Amazon closed its Shepherdsville, Kentucky facility last week, but only after the state’s governor ordered it to do so. Make the Road and their partners with the Athena coalition are urging those concerned about conditions at Amazon’s facilities to call and write their elected officials and demand the company do the same in Staten Island and elsewhere where the virus has been detected.  
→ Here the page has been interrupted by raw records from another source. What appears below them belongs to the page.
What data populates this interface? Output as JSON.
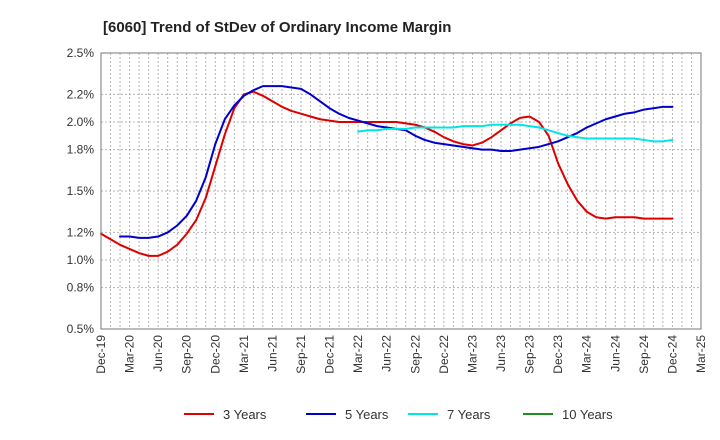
{
  "chart_data": {
    "type": "line",
    "title": "[6060]  Trend of StDev of Ordinary Income Margin",
    "xlabel": "",
    "ylabel": "",
    "x_ticks": [
      "Dec-19",
      "Mar-20",
      "Jun-20",
      "Sep-20",
      "Dec-20",
      "Mar-21",
      "Jun-21",
      "Sep-21",
      "Dec-21",
      "Mar-22",
      "Jun-22",
      "Sep-22",
      "Dec-22",
      "Mar-23",
      "Jun-23",
      "Sep-23",
      "Dec-23",
      "Mar-24",
      "Jun-24",
      "Sep-24",
      "Dec-24",
      "Mar-25"
    ],
    "y_ticks": [
      "0.5%",
      "0.8%",
      "1.0%",
      "1.2%",
      "1.5%",
      "1.8%",
      "2.0%",
      "2.2%",
      "2.5%"
    ],
    "ylim": [
      0.5,
      2.5
    ],
    "grid": true,
    "legend_position": "bottom",
    "series": [
      {
        "name": "3 Years",
        "color": "#dd0000",
        "points": [
          [
            "Dec-19",
            1.19
          ],
          [
            "Jan-20",
            1.15
          ],
          [
            "Feb-20",
            1.11
          ],
          [
            "Mar-20",
            1.08
          ],
          [
            "Apr-20",
            1.05
          ],
          [
            "May-20",
            1.03
          ],
          [
            "Jun-20",
            1.03
          ],
          [
            "Jul-20",
            1.06
          ],
          [
            "Aug-20",
            1.11
          ],
          [
            "Sep-20",
            1.19
          ],
          [
            "Oct-20",
            1.29
          ],
          [
            "Nov-20",
            1.45
          ],
          [
            "Dec-20",
            1.68
          ],
          [
            "Jan-21",
            1.91
          ],
          [
            "Feb-21",
            2.1
          ],
          [
            "Mar-21",
            2.2
          ],
          [
            "Apr-21",
            2.22
          ],
          [
            "May-21",
            2.19
          ],
          [
            "Jun-21",
            2.15
          ],
          [
            "Jul-21",
            2.11
          ],
          [
            "Aug-21",
            2.08
          ],
          [
            "Sep-21",
            2.06
          ],
          [
            "Oct-21",
            2.04
          ],
          [
            "Nov-21",
            2.02
          ],
          [
            "Dec-21",
            2.01
          ],
          [
            "Jan-22",
            2.0
          ],
          [
            "Feb-22",
            2.0
          ],
          [
            "Mar-22",
            2.0
          ],
          [
            "Apr-22",
            2.0
          ],
          [
            "May-22",
            2.0
          ],
          [
            "Jun-22",
            2.0
          ],
          [
            "Jul-22",
            2.0
          ],
          [
            "Aug-22",
            1.99
          ],
          [
            "Sep-22",
            1.98
          ],
          [
            "Oct-22",
            1.96
          ],
          [
            "Nov-22",
            1.93
          ],
          [
            "Dec-22",
            1.89
          ],
          [
            "Jan-23",
            1.86
          ],
          [
            "Feb-23",
            1.84
          ],
          [
            "Mar-23",
            1.83
          ],
          [
            "Apr-23",
            1.85
          ],
          [
            "May-23",
            1.89
          ],
          [
            "Jun-23",
            1.94
          ],
          [
            "Jul-23",
            1.99
          ],
          [
            "Aug-23",
            2.03
          ],
          [
            "Sep-23",
            2.04
          ],
          [
            "Oct-23",
            2.0
          ],
          [
            "Nov-23",
            1.9
          ],
          [
            "Dec-23",
            1.7
          ],
          [
            "Jan-24",
            1.55
          ],
          [
            "Feb-24",
            1.43
          ],
          [
            "Mar-24",
            1.35
          ],
          [
            "Apr-24",
            1.31
          ],
          [
            "May-24",
            1.3
          ],
          [
            "Jun-24",
            1.31
          ],
          [
            "Jul-24",
            1.31
          ],
          [
            "Aug-24",
            1.31
          ],
          [
            "Sep-24",
            1.3
          ],
          [
            "Oct-24",
            1.3
          ],
          [
            "Nov-24",
            1.3
          ],
          [
            "Dec-24",
            1.3
          ]
        ]
      },
      {
        "name": "5 Years",
        "color": "#0000cc",
        "points": [
          [
            "Feb-20",
            1.17
          ],
          [
            "Mar-20",
            1.17
          ],
          [
            "Apr-20",
            1.16
          ],
          [
            "May-20",
            1.16
          ],
          [
            "Jun-20",
            1.17
          ],
          [
            "Jul-20",
            1.2
          ],
          [
            "Aug-20",
            1.25
          ],
          [
            "Sep-20",
            1.32
          ],
          [
            "Oct-20",
            1.43
          ],
          [
            "Nov-20",
            1.6
          ],
          [
            "Dec-20",
            1.84
          ],
          [
            "Jan-21",
            2.02
          ],
          [
            "Feb-21",
            2.12
          ],
          [
            "Mar-21",
            2.19
          ],
          [
            "Apr-21",
            2.23
          ],
          [
            "May-21",
            2.26
          ],
          [
            "Jun-21",
            2.26
          ],
          [
            "Jul-21",
            2.26
          ],
          [
            "Aug-21",
            2.25
          ],
          [
            "Sep-21",
            2.24
          ],
          [
            "Oct-21",
            2.2
          ],
          [
            "Nov-21",
            2.15
          ],
          [
            "Dec-21",
            2.1
          ],
          [
            "Jan-22",
            2.06
          ],
          [
            "Feb-22",
            2.03
          ],
          [
            "Mar-22",
            2.01
          ],
          [
            "Apr-22",
            1.99
          ],
          [
            "May-22",
            1.97
          ],
          [
            "Jun-22",
            1.96
          ],
          [
            "Jul-22",
            1.95
          ],
          [
            "Aug-22",
            1.94
          ],
          [
            "Sep-22",
            1.9
          ],
          [
            "Oct-22",
            1.87
          ],
          [
            "Nov-22",
            1.85
          ],
          [
            "Dec-22",
            1.84
          ],
          [
            "Jan-23",
            1.83
          ],
          [
            "Feb-23",
            1.82
          ],
          [
            "Mar-23",
            1.81
          ],
          [
            "Apr-23",
            1.8
          ],
          [
            "May-23",
            1.8
          ],
          [
            "Jun-23",
            1.79
          ],
          [
            "Jul-23",
            1.79
          ],
          [
            "Aug-23",
            1.8
          ],
          [
            "Sep-23",
            1.81
          ],
          [
            "Oct-23",
            1.82
          ],
          [
            "Nov-23",
            1.84
          ],
          [
            "Dec-23",
            1.86
          ],
          [
            "Jan-24",
            1.89
          ],
          [
            "Feb-24",
            1.92
          ],
          [
            "Mar-24",
            1.96
          ],
          [
            "Apr-24",
            1.99
          ],
          [
            "May-24",
            2.02
          ],
          [
            "Jun-24",
            2.04
          ],
          [
            "Jul-24",
            2.06
          ],
          [
            "Aug-24",
            2.07
          ],
          [
            "Sep-24",
            2.09
          ],
          [
            "Oct-24",
            2.1
          ],
          [
            "Nov-24",
            2.11
          ],
          [
            "Dec-24",
            2.11
          ]
        ]
      },
      {
        "name": "7 Years",
        "color": "#00e5e5",
        "points": [
          [
            "Mar-22",
            1.93
          ],
          [
            "Apr-22",
            1.94
          ],
          [
            "May-22",
            1.94
          ],
          [
            "Jun-22",
            1.95
          ],
          [
            "Jul-22",
            1.95
          ],
          [
            "Aug-22",
            1.95
          ],
          [
            "Sep-22",
            1.96
          ],
          [
            "Oct-22",
            1.96
          ],
          [
            "Nov-22",
            1.96
          ],
          [
            "Dec-22",
            1.96
          ],
          [
            "Jan-23",
            1.96
          ],
          [
            "Feb-23",
            1.97
          ],
          [
            "Mar-23",
            1.97
          ],
          [
            "Apr-23",
            1.97
          ],
          [
            "May-23",
            1.98
          ],
          [
            "Jun-23",
            1.98
          ],
          [
            "Jul-23",
            1.98
          ],
          [
            "Aug-23",
            1.98
          ],
          [
            "Sep-23",
            1.97
          ],
          [
            "Oct-23",
            1.96
          ],
          [
            "Nov-23",
            1.94
          ],
          [
            "Dec-23",
            1.92
          ],
          [
            "Jan-24",
            1.9
          ],
          [
            "Feb-24",
            1.89
          ],
          [
            "Mar-24",
            1.88
          ],
          [
            "Apr-24",
            1.88
          ],
          [
            "May-24",
            1.88
          ],
          [
            "Jun-24",
            1.88
          ],
          [
            "Jul-24",
            1.88
          ],
          [
            "Aug-24",
            1.88
          ],
          [
            "Sep-24",
            1.87
          ],
          [
            "Oct-24",
            1.86
          ],
          [
            "Nov-24",
            1.86
          ],
          [
            "Dec-24",
            1.87
          ]
        ]
      },
      {
        "name": "10 Years",
        "color": "#228b22",
        "points": []
      }
    ]
  }
}
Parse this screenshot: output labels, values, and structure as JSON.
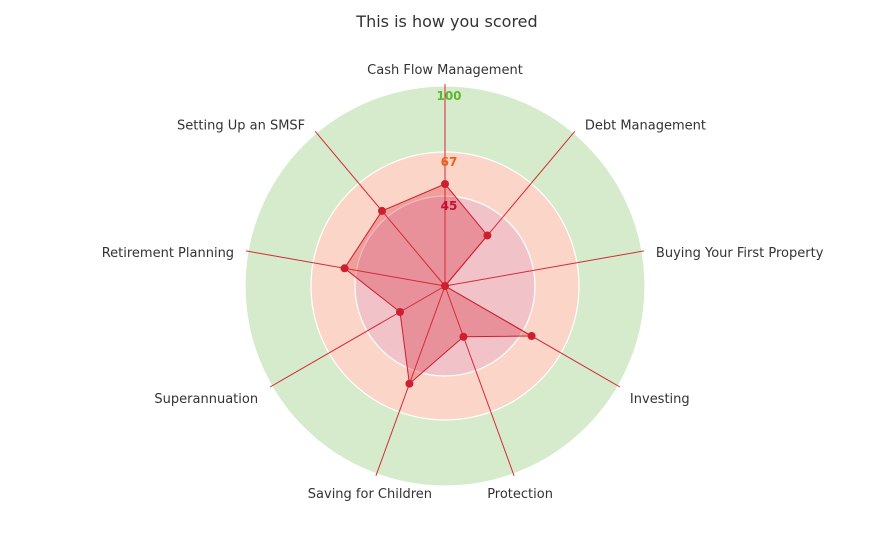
{
  "chart_title": "This is how you scored",
  "chart_data": {
    "type": "radar",
    "title": "This is how you scored",
    "categories": [
      "Cash Flow Management",
      "Debt Management",
      "Buying Your First Property",
      "Investing",
      "Protection",
      "Saving for Children",
      "Superannuation",
      "Retirement Planning",
      "Setting Up an SMSF"
    ],
    "values": [
      51,
      33,
      0,
      50,
      27,
      52,
      26,
      51,
      49
    ],
    "rmax": 100,
    "bands": [
      {
        "label": "45",
        "value": 45,
        "fill": "#f1c3c9",
        "label_color": "#c8102e"
      },
      {
        "label": "67",
        "value": 67,
        "fill": "#fbd6c8",
        "label_color": "#e8641b"
      },
      {
        "label": "100",
        "value": 100,
        "fill": "#d5ebcb",
        "label_color": "#5cb82f"
      }
    ],
    "colors": {
      "series_line": "#cc1f2f",
      "series_fill": "rgba(214, 40, 57, 0.32)",
      "axis_line": "#d42a3a",
      "point": "#cc1f2f"
    }
  }
}
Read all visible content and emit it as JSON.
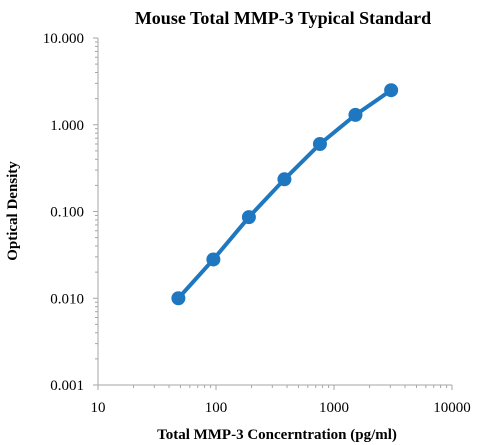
{
  "chart_data": {
    "type": "line",
    "title": "Mouse Total MMP-3 Typical Standard",
    "xlabel": "Total MMP-3  Concerntration (pg/ml)",
    "ylabel": "Optical Density",
    "x_scale": "log",
    "y_scale": "log",
    "xlim": [
      10,
      10000
    ],
    "ylim": [
      0.001,
      10
    ],
    "x_ticks": [
      10,
      100,
      1000,
      10000
    ],
    "x_tick_labels": [
      "10",
      "100",
      "1000",
      "10000"
    ],
    "y_ticks": [
      0.001,
      0.01,
      0.1,
      1,
      10
    ],
    "y_tick_labels": [
      "0.001",
      "0.010",
      "0.100",
      "1.000",
      "10.000"
    ],
    "grid": false,
    "series": [
      {
        "x": [
          48,
          95,
          190,
          380,
          760,
          1520,
          3050
        ],
        "y": [
          0.01,
          0.028,
          0.086,
          0.235,
          0.6,
          1.3,
          2.5
        ],
        "color": "#1f77bf"
      }
    ]
  }
}
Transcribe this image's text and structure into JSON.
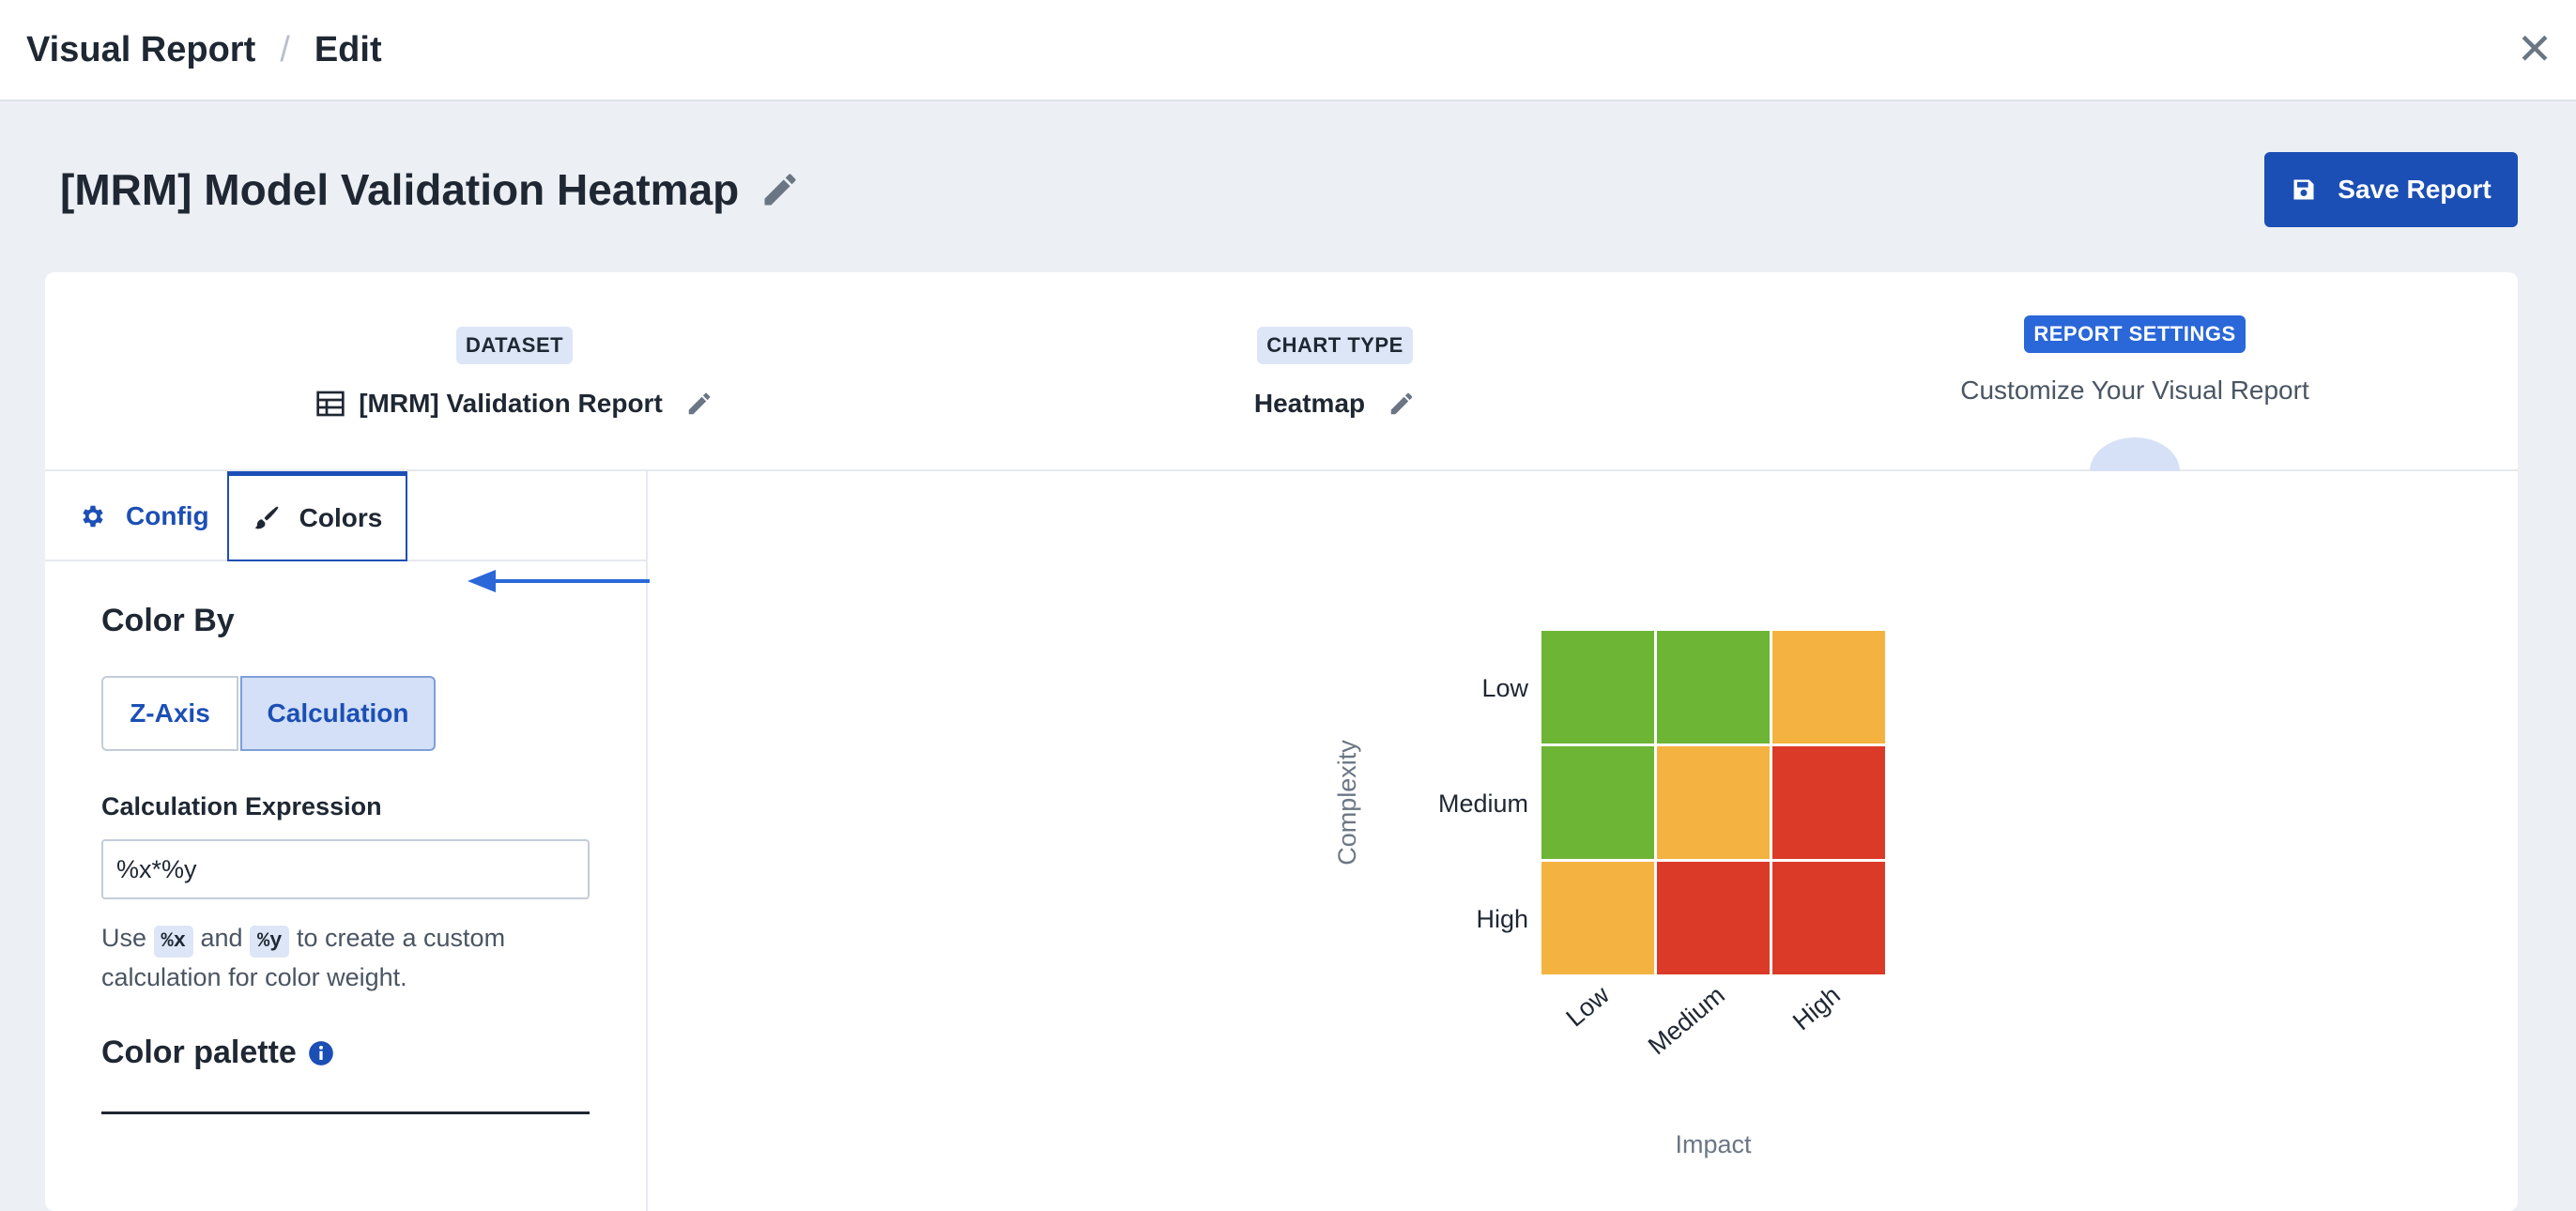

UPDATE: Amazon, which disputes our reporting, sent us the following statement after this article was published:

“Of the more 5,000 employees at our Staten Island site, 15 people — less than half a percent of associates— participated in the demonstration. Our employees are heroes fighting for their communities and helping people get critical items they need in this crisis. Like all businesses grappling with the ongoing coronavirus pandemic, we are working hard to keep employees safe while serving communities and the most vulnerable. We have taken extreme measures to keep people safe, tripling down on deep cleaning, procuring safety supplies that are available, changing processes to ensure those in our buildings are keeping safe distances and, in Staten Island, we are now temperature checking everyone entering the facility. The truth is the vast majority of employees continue to show up and do the heroic work of delivering for customers every day.” — Av Zammit, Amazon spokesperson.